William W. Bratton is Nicholas F. Gallicchio Professor of Law and Co-Director, Institute for Law & Economics at University of Pennsylvania Law School; and Simone M. Sepe is Professor of Law and Finance at the University of Arizona James E. Rogers College of Law. This post is based on their recent article, forthcoming in the Cornell Law Review.
A central question in corporate legal theory is whether large corporations should be conceived as hierarchical enclaves that operate apart from markets or as entities that operate within markets and under market control. The majority favors market control, making two basic assumptions: first, shareholders have the right incentives to mitigate the managerial agency problem, and, second, competitive markets are intrinsically superior to institutions as coordinators of production. Recent developments in practice appear to vindicate this majority view, turning shareholder empowerment from a normative aspiration to a positive reality. The rise of hedge funds and other activist investors has brought an unprecedented shift in power from managers to shareholders, who are now empowered to determine business decisions at publicly-traded companies.

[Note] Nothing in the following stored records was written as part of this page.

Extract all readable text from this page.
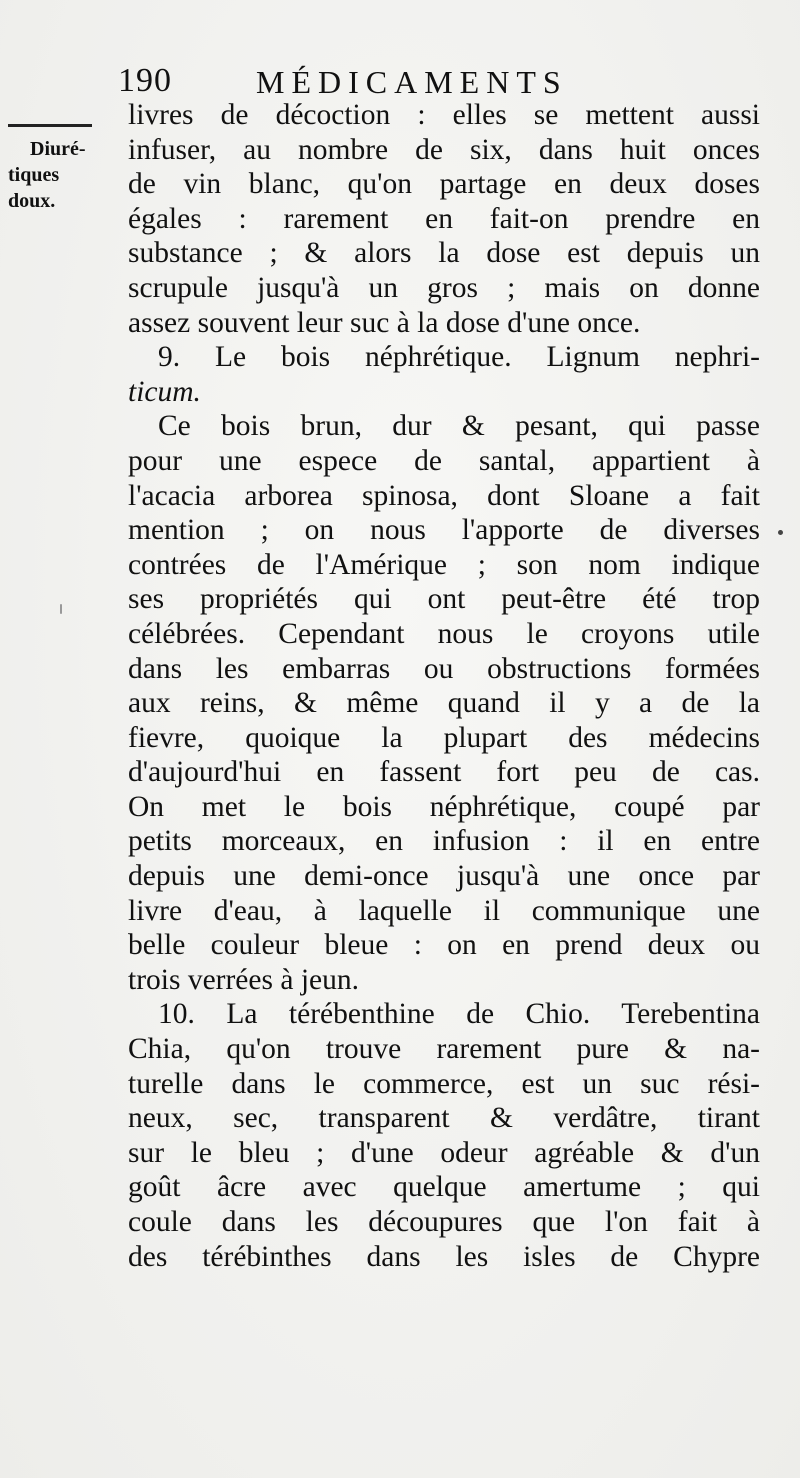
190	MÉDICAMENTS
Diuré-
tiques
doux.
livres de décoction : elles se mettent aussi
infuser, au nombre de six, dans huit onces
de vin blanc, qu'on partage en deux doses
égales : rarement en fait-on prendre en
substance ; & alors la dose est depuis un
scrupule jusqu'à un gros ; mais on donne
assez souvent leur suc à la dose d'une once.
9. Le bois néphrétique. Lignum nephri-
ticum.
Ce bois brun, dur & pesant, qui passe
pour une espece de santal, appartient à
l'acacia arborea spinosa, dont Sloane a fait
mention ; on nous l'apporte de diverses
contrées de l'Amérique ; son nom indique
ses propriétés qui ont peut-être été trop
célébrées. Cependant nous le croyons utile
dans les embarras ou obstructions formées
aux reins, & même quand il y a de la
fievre, quoique la plupart des médecins
d'aujourd'hui en fassent fort peu de cas.
On met le bois néphrétique, coupé par
petits morceaux, en infusion : il en entre
depuis une demi-once jusqu'à une once par
livre d'eau, à laquelle il communique une
belle couleur bleue : on en prend deux ou
trois verrées à jeun.
10. La térébenthine de Chio. Terebentina
Chia, qu'on trouve rarement pure & na-
turelle dans le commerce, est un suc rési-
neux, sec, transparent & verdâtre, tirant
sur le bleu ; d'une odeur agréable & d'un
goût âcre avec quelque amertume ; qui
coule dans les découpures que l'on fait à
des térébinthes dans les isles de Chypre
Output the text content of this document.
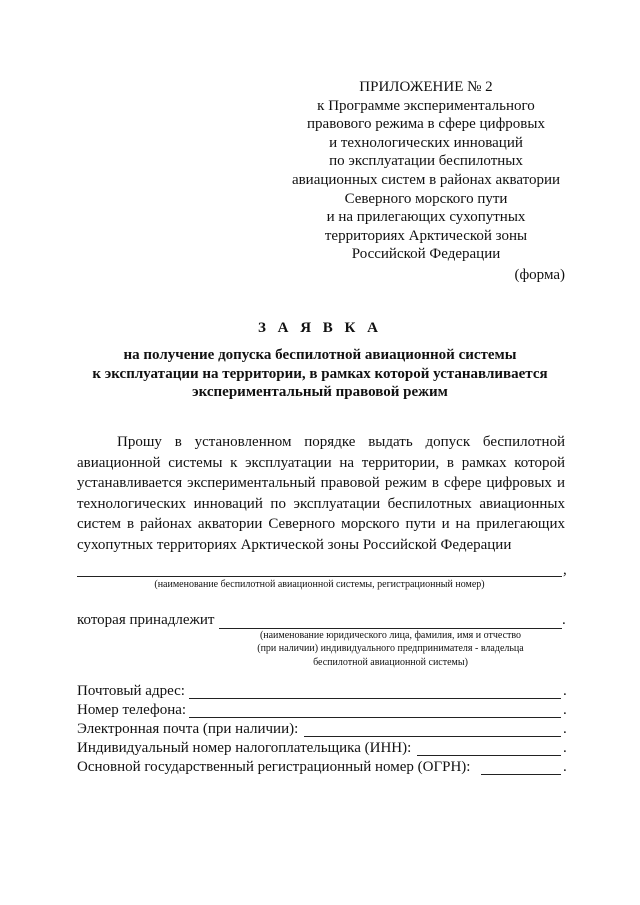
ПРИЛОЖЕНИЕ № 2
к Программе экспериментального
правового режима в сфере цифровых
и технологических инноваций
по эксплуатации беспилотных
авиационных систем в районах акватории
Северного морского пути
и на прилегающих сухопутных
территориях Арктической зоны
Российской Федерации
(форма)
З А Я В К А
на получение допуска беспилотной авиационной системы
к эксплуатации на территории, в рамках которой устанавливается
экспериментальный правовой режим
Прошу в установленном порядке выдать допуск беспилотной авиационной системы к эксплуатации на территории, в рамках которой устанавливается экспериментальный правовой режим в сфере цифровых и технологических инноваций по эксплуатации беспилотных авиационных систем в районах акватории Северного морского пути и на прилегающих сухопутных территориях Арктической зоны Российской Федерации
,
(наименование беспилотной авиационной системы, регистрационный номер)
которая принадлежит	.
(наименование юридического лица, фамилия, имя и отчество
(при наличии) индивидуального предпринимателя - владельца
беспилотной авиационной системы)
Почтовый адрес:	.
Номер телефона:	.
Электронная почта (при наличии):	.
Индивидуальный номер налогоплательщика (ИНН):	.
Основной государственный регистрационный номер (ОГРН):	.
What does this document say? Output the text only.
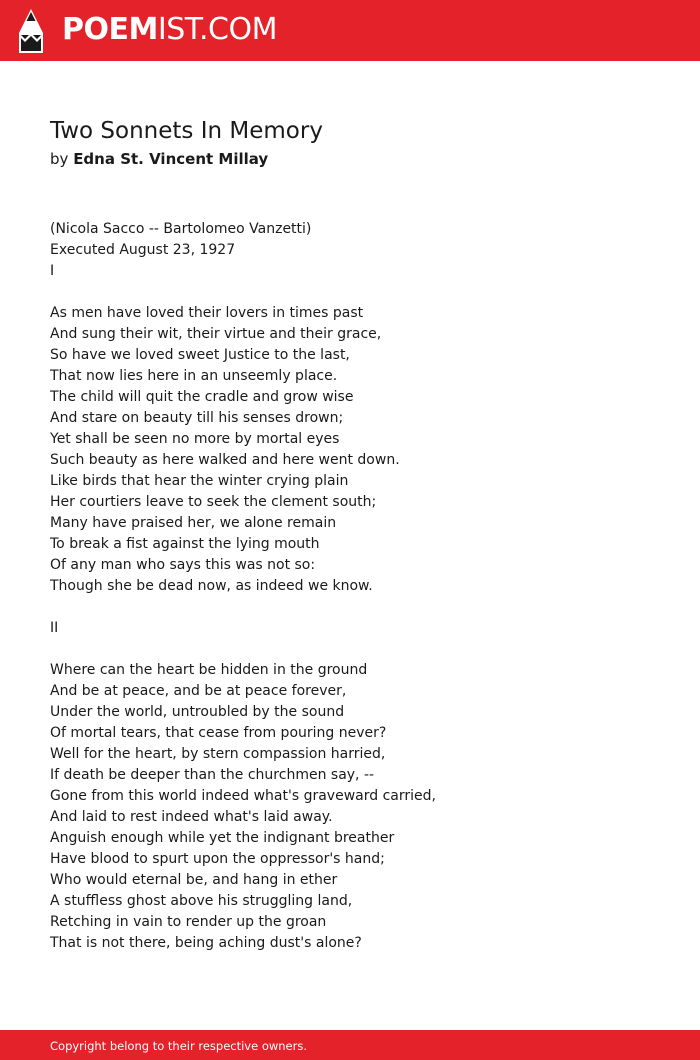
POEMIST.COM
Two Sonnets In Memory
by Edna St. Vincent Millay
(Nicola Sacco -- Bartolomeo Vanzetti)
Executed August 23, 1927
I
As men have loved their lovers in times past
And sung their wit, their virtue and their grace,
So have we loved sweet Justice to the last,
That now lies here in an unseemly place.
The child will quit the cradle and grow wise
And stare on beauty till his senses drown;
Yet shall be seen no more by mortal eyes
Such beauty as here walked and here went down.
Like birds that hear the winter crying plain
Her courtiers leave to seek the clement south;
Many have praised her, we alone remain
To break a fist against the lying mouth
Of any man who says this was not so:
Though she be dead now, as indeed we know.
II
Where can the heart be hidden in the ground
And be at peace, and be at peace forever,
Under the world, untroubled by the sound
Of mortal tears, that cease from pouring never?
Well for the heart, by stern compassion harried,
If death be deeper than the churchmen say, --
Gone from this world indeed what's graveward carried,
And laid to rest indeed what's laid away.
Anguish enough while yet the indignant breather
Have blood to spurt upon the oppressor's hand;
Who would eternal be, and hang in ether
A stuffless ghost above his struggling land,
Retching in vain to render up the groan
That is not there, being aching dust's alone?
Copyright belong to their respective owners.
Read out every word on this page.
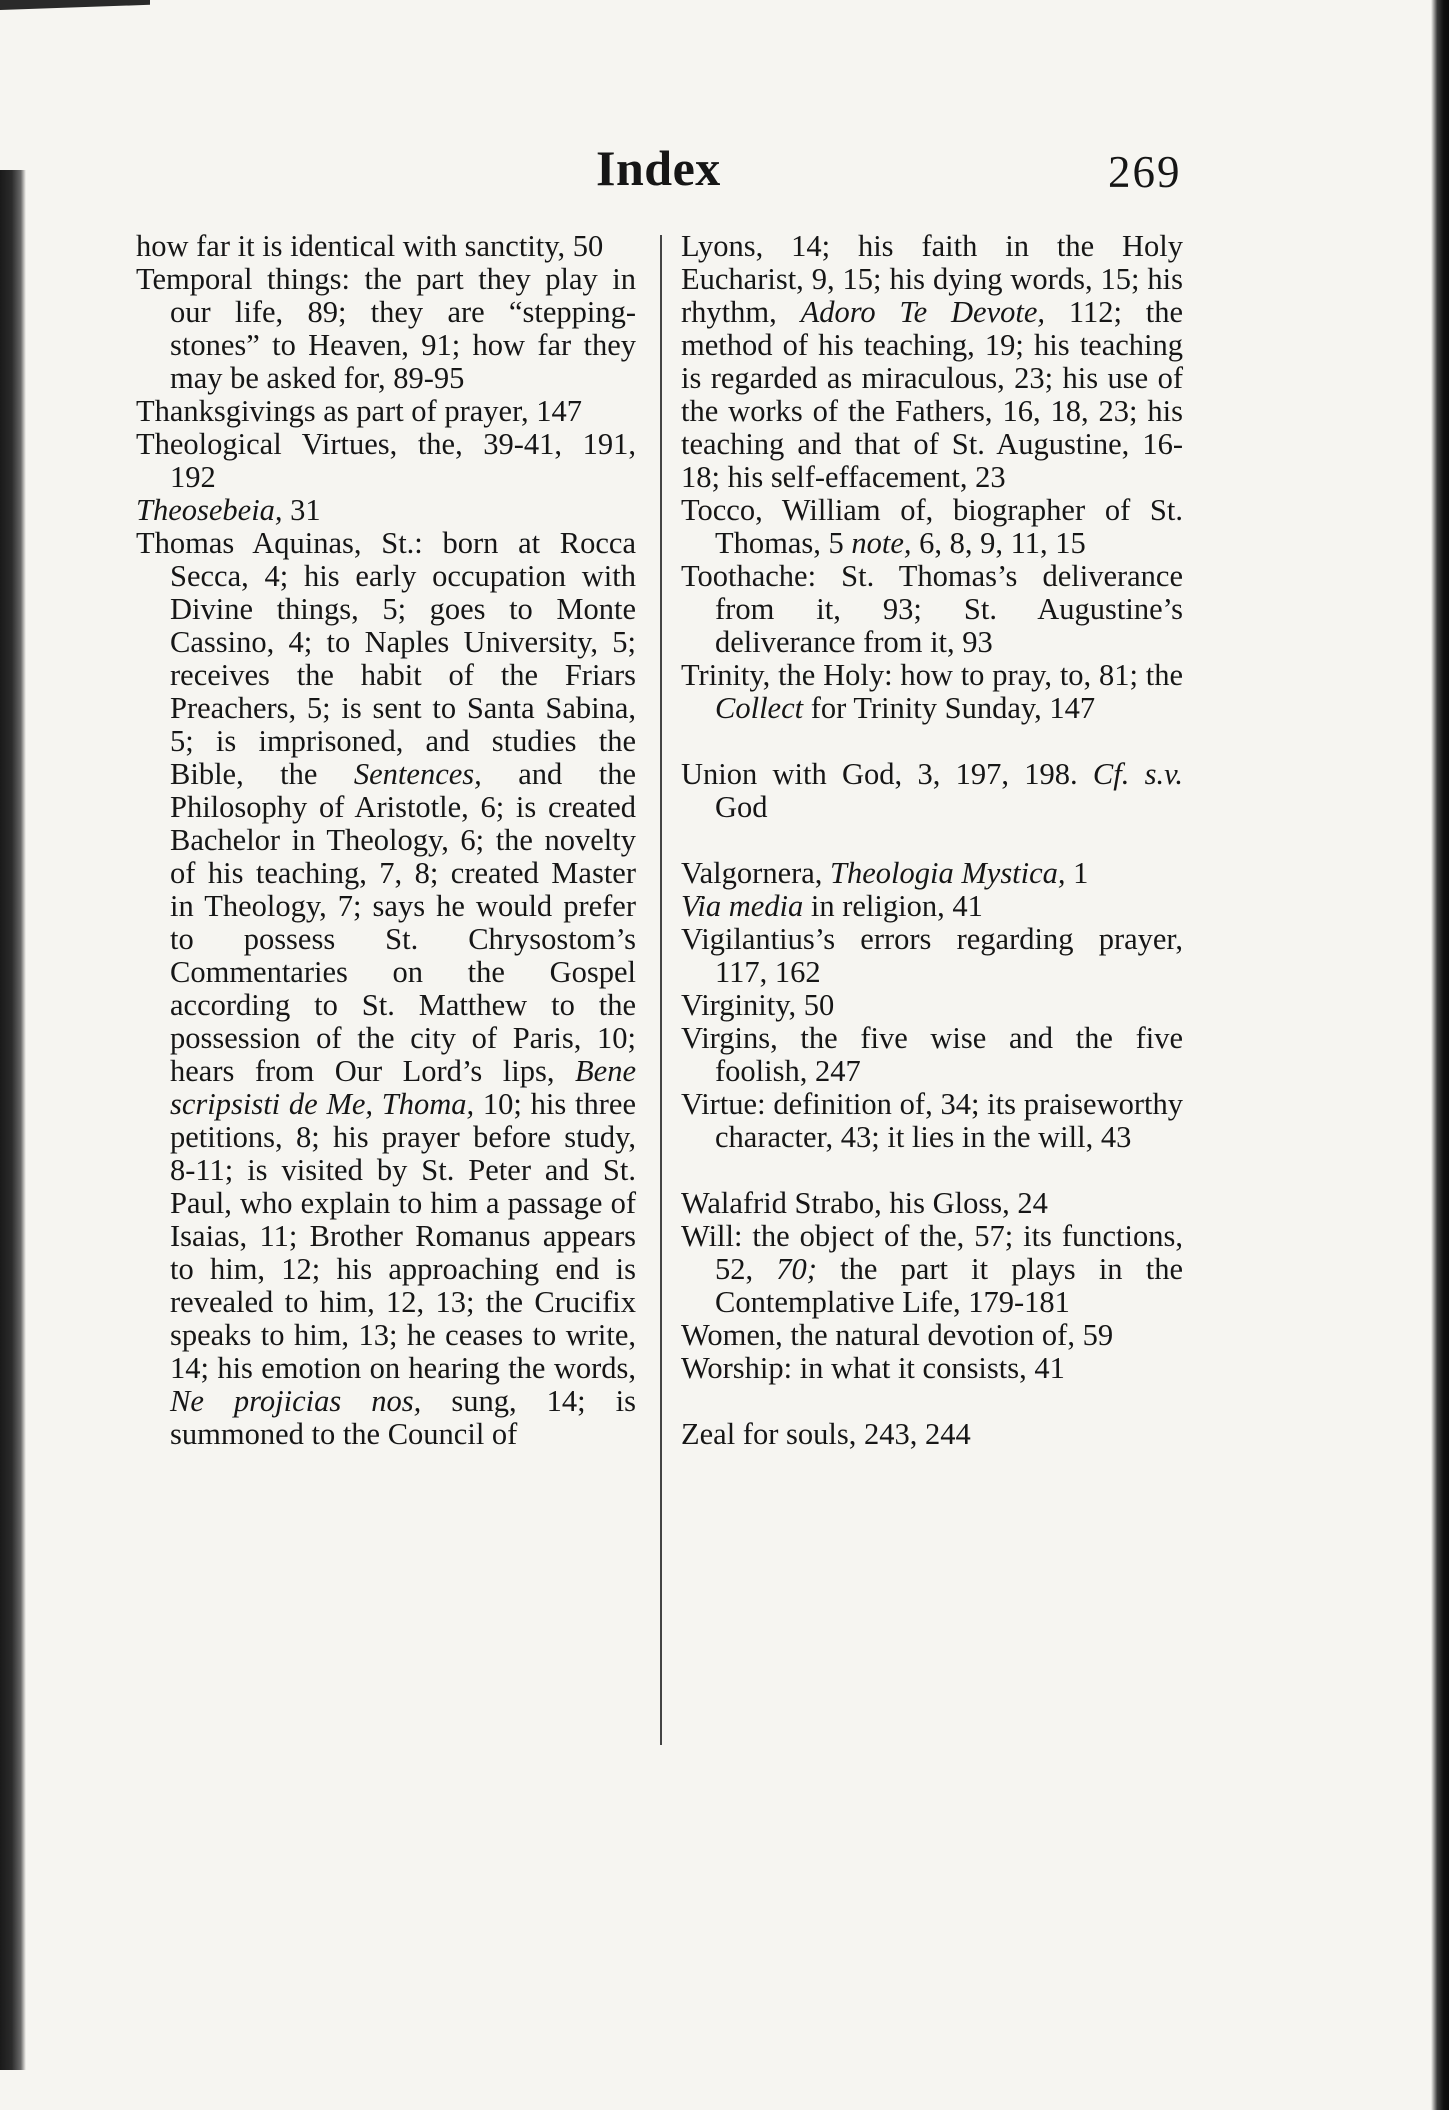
Index	269
how far it is identical with sanctity, 50
Temporal things: the part they play in our life, 89; they are “stepping-stones” to Heaven, 91; how far they may be asked for, 89-95
Thanksgivings as part of prayer, 147
Theological Virtues, the, 39-41, 191, 192
Theosebeia, 31
Thomas Aquinas, St.: born at Rocca Secca, 4; his early occupation with Divine things, 5; goes to Monte Cassino, 4; to Naples University, 5; receives the habit of the Friars Preachers, 5; is sent to Santa Sabina, 5; is imprisoned, and studies the Bible, the Sentences, and the Philosophy of Aristotle, 6; is created Bachelor in Theology, 6; the novelty of his teaching, 7, 8; created Master in Theology, 7; says he would prefer to possess St. Chrysostom’s Commentaries on the Gospel according to St. Matthew to the possession of the city of Paris, 10; hears from Our Lord’s lips, Bene scripsisti de Me, Thoma, 10; his three petitions, 8; his prayer before study, 8-11; is visited by St. Peter and St. Paul, who explain to him a passage of Isaias, 11; Brother Romanus appears to him, 12; his approaching end is revealed to him, 12, 13; the Crucifix speaks to him, 13; he ceases to write, 14; his emotion on hearing the words, Ne projicias nos, sung, 14; is summoned to the Council of
Lyons, 14; his faith in the Holy Eucharist, 9, 15; his dying words, 15; his rhythm, Adoro Te Devote, 112; the method of his teaching, 19; his teaching is regarded as miraculous, 23; his use of the works of the Fathers, 16, 18, 23; his teaching and that of St. Augustine, 16-18; his self-effacement, 23
Tocco, William of, biographer of St. Thomas, 5 note, 6, 8, 9, 11, 15
Toothache: St. Thomas’s deliverance from it, 93; St. Augustine’s deliverance from it, 93
Trinity, the Holy: how to pray, to, 81; the Collect for Trinity Sunday, 147
Union with God, 3, 197, 198. Cf. s.v. God
Valgornera, Theologia Mystica, 1
Via media in religion, 41
Vigilantius’s errors regarding prayer, 117, 162
Virginity, 50
Virgins, the five wise and the five foolish, 247
Virtue: definition of, 34; its praiseworthy character, 43; it lies in the will, 43
Walafrid Strabo, his Gloss, 24
Will: the object of the, 57; its functions, 52, 70; the part it plays in the Contemplative Life, 179-181
Women, the natural devotion of, 59
Worship: in what it consists, 41
Zeal for souls, 243, 244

In our article Corporate Law and The Myth of Efficient Market Control, forthcoming in the Cornell Law Review, we take the occasion of these transformative changes to put corporate legal theory’s majority view to the test, through a comprehensive economic examination of the claim of efficient market control. This examination brings to the forefront a substantial theory of markets and prices that has never been explored before in corporate law, general equilibrium theory (GE).